Science-fiction écologique
Inénarrable duo français sévissant depuis près de vingt ans, Ruppert et Mulot (Les petits bolos, Portrait d’un buveur avec Olivier Schrauwen, Olympia avec Bastien Vivès) suscitent la surprise avec La part merveilleuse. Délaissant l’humour cinglant et absurde caractérisant son corpus novateur, le tandem investit la science-fiction avec un aplomb déconcertant. Dans ce premier volet d’une trilogie annoncée, l’humanité cohabite avec des entités extraterrestres aux formes et aux couleurs extravagantes qui s’immiscent dans le quotidien, que ce soit dans le train, sur le trottoir ou le parvis de l’église. Ignorant tout de ces œuvres d’art s’exposant à ciel ouvert, des hommes et des femmes se métamorphosent au contact de celles-ci. Leur présence divise la société. Si certains y voient une menace, d’autres militent pour leur sauvegarde. Allégorie écologique, La part merveilleuse nous plonge dans un récit initiatique où l’homme détruit la beauté (en l’occurrence la nature), insensible à sa nécessité. Servies par un trait mystique réalisé à deux mains, les planches nous soufflent, littéralement. Genre fréquenté par les plus grands (Moebius, Jodorowsky, Druillet, Mathieu Bablet, Jean-Marc Rochette) et d’incalculables faiseurs, la science-fiction voit avec son édifice gratifié d’une nouvelle pierre avec La part merveilleuse.

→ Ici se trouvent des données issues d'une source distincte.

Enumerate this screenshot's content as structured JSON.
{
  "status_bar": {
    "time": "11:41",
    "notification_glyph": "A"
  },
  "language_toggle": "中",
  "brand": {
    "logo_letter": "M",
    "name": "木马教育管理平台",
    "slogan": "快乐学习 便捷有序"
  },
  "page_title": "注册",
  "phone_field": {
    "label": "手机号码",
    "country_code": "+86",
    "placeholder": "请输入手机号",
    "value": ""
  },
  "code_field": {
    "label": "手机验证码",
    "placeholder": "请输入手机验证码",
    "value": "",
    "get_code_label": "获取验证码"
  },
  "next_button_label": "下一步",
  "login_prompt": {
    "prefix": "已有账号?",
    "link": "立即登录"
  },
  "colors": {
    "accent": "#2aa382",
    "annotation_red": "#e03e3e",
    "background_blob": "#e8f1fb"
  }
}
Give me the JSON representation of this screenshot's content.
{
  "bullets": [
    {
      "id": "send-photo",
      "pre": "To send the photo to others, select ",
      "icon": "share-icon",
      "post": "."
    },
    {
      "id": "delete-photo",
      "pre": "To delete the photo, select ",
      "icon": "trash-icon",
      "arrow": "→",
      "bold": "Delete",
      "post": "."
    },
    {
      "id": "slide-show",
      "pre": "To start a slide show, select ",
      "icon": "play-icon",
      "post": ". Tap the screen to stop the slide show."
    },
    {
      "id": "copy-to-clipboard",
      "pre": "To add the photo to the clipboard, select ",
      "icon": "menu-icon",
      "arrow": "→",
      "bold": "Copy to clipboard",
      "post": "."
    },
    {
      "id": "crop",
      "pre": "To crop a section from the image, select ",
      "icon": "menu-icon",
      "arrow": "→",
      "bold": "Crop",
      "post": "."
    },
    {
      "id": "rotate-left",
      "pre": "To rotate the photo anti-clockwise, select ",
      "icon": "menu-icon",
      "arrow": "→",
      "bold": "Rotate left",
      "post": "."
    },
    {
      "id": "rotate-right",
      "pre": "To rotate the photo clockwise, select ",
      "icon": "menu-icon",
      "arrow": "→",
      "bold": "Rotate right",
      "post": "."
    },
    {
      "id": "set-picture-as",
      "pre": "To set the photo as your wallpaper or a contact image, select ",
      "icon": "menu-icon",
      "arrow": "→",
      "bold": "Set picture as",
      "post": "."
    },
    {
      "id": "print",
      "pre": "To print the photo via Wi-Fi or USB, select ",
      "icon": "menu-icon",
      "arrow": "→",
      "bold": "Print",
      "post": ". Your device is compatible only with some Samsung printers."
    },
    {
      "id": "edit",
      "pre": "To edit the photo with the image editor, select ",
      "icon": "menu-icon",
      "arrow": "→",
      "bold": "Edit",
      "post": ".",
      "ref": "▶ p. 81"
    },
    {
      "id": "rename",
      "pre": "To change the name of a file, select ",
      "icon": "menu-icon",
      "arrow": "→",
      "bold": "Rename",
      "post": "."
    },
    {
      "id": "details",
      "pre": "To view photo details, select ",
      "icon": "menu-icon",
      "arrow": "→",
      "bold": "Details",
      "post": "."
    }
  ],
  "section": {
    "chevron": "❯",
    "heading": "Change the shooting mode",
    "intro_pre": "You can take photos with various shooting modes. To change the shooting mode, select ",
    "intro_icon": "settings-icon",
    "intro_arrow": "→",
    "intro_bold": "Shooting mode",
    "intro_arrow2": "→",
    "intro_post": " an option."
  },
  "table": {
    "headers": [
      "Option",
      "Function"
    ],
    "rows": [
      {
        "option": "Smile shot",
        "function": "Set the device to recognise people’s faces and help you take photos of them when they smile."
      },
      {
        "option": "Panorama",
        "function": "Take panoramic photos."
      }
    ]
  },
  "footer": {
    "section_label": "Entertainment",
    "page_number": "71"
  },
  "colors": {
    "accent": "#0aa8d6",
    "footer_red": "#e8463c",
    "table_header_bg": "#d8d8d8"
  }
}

Comédie romantique mythologique
Véritable ovni bédéesque, Le divin scénario revisite le mythe de l’Annonciation. Il y a quelque chose de pourri au royaume de Dieu. Déçu de l’Homme, qui n’engendre que la violence et l’avarice, le Tout-Puissant somme l’archange Gabriel de lui trouver la mère de sa représentante sur terre. Bien plus qu’une réinterprétation des saintes Écritures, c’est à un voyage à travers l’histoire de l’art que nous convient les auteurs. Des Mille et une nuits à Madame Bovary, en passant par Ulysse et Superman, il en va de cet album comme d’une traversée initiatique. L’approche graphique subjugue tant la palette chromatique et le trait unique, exerçant sur le lecteur une fascination, à la manière du fantastique film d’animation Le roi et l’oiseau de Jacques Prévert.